A number of issues to be addressed, says Union rep
Before 8 a.m. a group of St. Anthony Hydro workers finished up their demonstration and went back on the job.
© Adam Randell photo
Hydro workers protesting in St. Anthony this morning.
The workers were protesting the plan to remove a general maintenance worker position from the area (carpentry). The position provides service for the entire Northern Peninsula and South Coast of Labrador.
Jabez Lane, business manager for IBEW, Local 1615, said once the position is eliminated the plan is to contract out the work.
“We know there’s lots of work here for this guy,” Lane said. “There’s enough work for him to have an assistant.”
During the time of the protest, the worker filling the position was working in Labrador.
“Our big concern is that this will start a snowball effect,” Lane said. “This job shouldn’t be removed from the Northern Peninsula.”
Travel is another concern says Lane.
“Work, Life, Balance,” read one of the protest signs.
Lane said the union wants to see the workers, living close to home, to be able to return home when the day’s work is done.
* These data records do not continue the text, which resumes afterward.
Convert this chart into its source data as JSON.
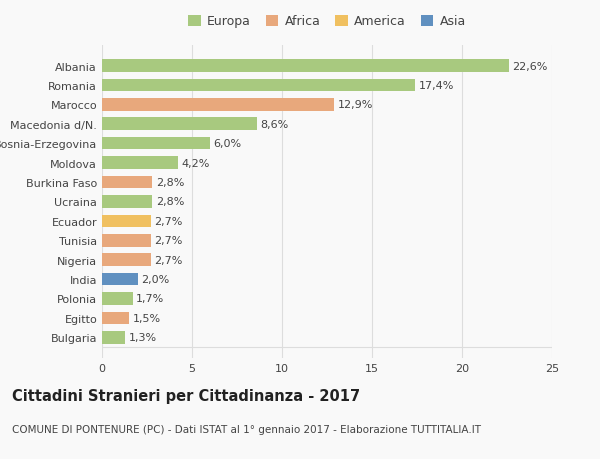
{
  "countries": [
    "Albania",
    "Romania",
    "Marocco",
    "Macedonia d/N.",
    "Bosnia-Erzegovina",
    "Moldova",
    "Burkina Faso",
    "Ucraina",
    "Ecuador",
    "Tunisia",
    "Nigeria",
    "India",
    "Polonia",
    "Egitto",
    "Bulgaria"
  ],
  "values": [
    22.6,
    17.4,
    12.9,
    8.6,
    6.0,
    4.2,
    2.8,
    2.8,
    2.7,
    2.7,
    2.7,
    2.0,
    1.7,
    1.5,
    1.3
  ],
  "labels": [
    "22,6%",
    "17,4%",
    "12,9%",
    "8,6%",
    "6,0%",
    "4,2%",
    "2,8%",
    "2,8%",
    "2,7%",
    "2,7%",
    "2,7%",
    "2,0%",
    "1,7%",
    "1,5%",
    "1,3%"
  ],
  "colors": [
    "#a8c97f",
    "#a8c97f",
    "#e8a87c",
    "#a8c97f",
    "#a8c97f",
    "#a8c97f",
    "#e8a87c",
    "#a8c97f",
    "#f0c060",
    "#e8a87c",
    "#e8a87c",
    "#6090c0",
    "#a8c97f",
    "#e8a87c",
    "#a8c97f"
  ],
  "legend": {
    "labels": [
      "Europa",
      "Africa",
      "America",
      "Asia"
    ],
    "colors": [
      "#a8c97f",
      "#e8a87c",
      "#f0c060",
      "#6090c0"
    ]
  },
  "xlim": [
    0,
    25
  ],
  "xticks": [
    0,
    5,
    10,
    15,
    20,
    25
  ],
  "title": "Cittadini Stranieri per Cittadinanza - 2017",
  "subtitle": "COMUNE DI PONTENURE (PC) - Dati ISTAT al 1° gennaio 2017 - Elaborazione TUTTITALIA.IT",
  "bg_color": "#f9f9f9",
  "grid_color": "#dddddd",
  "text_color": "#444444",
  "label_fontsize": 8.0,
  "tick_fontsize": 8.0,
  "title_fontsize": 10.5,
  "subtitle_fontsize": 7.5
}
Unfortunately, he said, it don’t always work that way.
In Labrador, for example, he said Mary’s Harbour workers, working in Port Hope Simpson, some 50 kilometres away, get put up in a hotel, and receive a living allowance, but they’d rather be home with their families.
“When you live just down the road and you’ve got to stay in a hotel instead of getting home…Is it cheaper to pay an hour of overtime, or pay for a hotel room and living allowance? Obviously the overtime is cheaper. We should be able to get these workers back to their homes, if that’s what they want to do.”
Lane said employees are being asked to take on multi-trade positions.
As an example, Lane mentioned line workers doubling as heavy equipment operators.
“In 2002 they eliminated the driver ground workers, who operates the heavy equipment hand-in-hand with the line workers,” he said. “There is seasonal work, but for the rest of the year the linemen have to operate it themselves.”
While employees receive training certification before taking on these roles, he said the experience in operation is just not there.
Last winter, for example, a severe stormed knocked out the power in the St. Lunaire-Griquet area for a couple of days.
Lane said the driver ground workers had been laid off for the season and linemen had to use the heavy equipment themselves and as a result a transformer wound up getting dropped.
Off the Northern Peninsula, he said a linesman had a highway accident in the heavy equipment he was driving less than a month ago.
“They may be certified to do this work, but the experience is just not there,” he said.
“We are trying to make (Hydro) aware of these issues,” Lane said. “And we want to see some changes take place.”
How long the workers will keep up the demonstrations has yet to be determined.
“Until we can get somewhere with this, it will be for the foreseeable future,” noted one worker.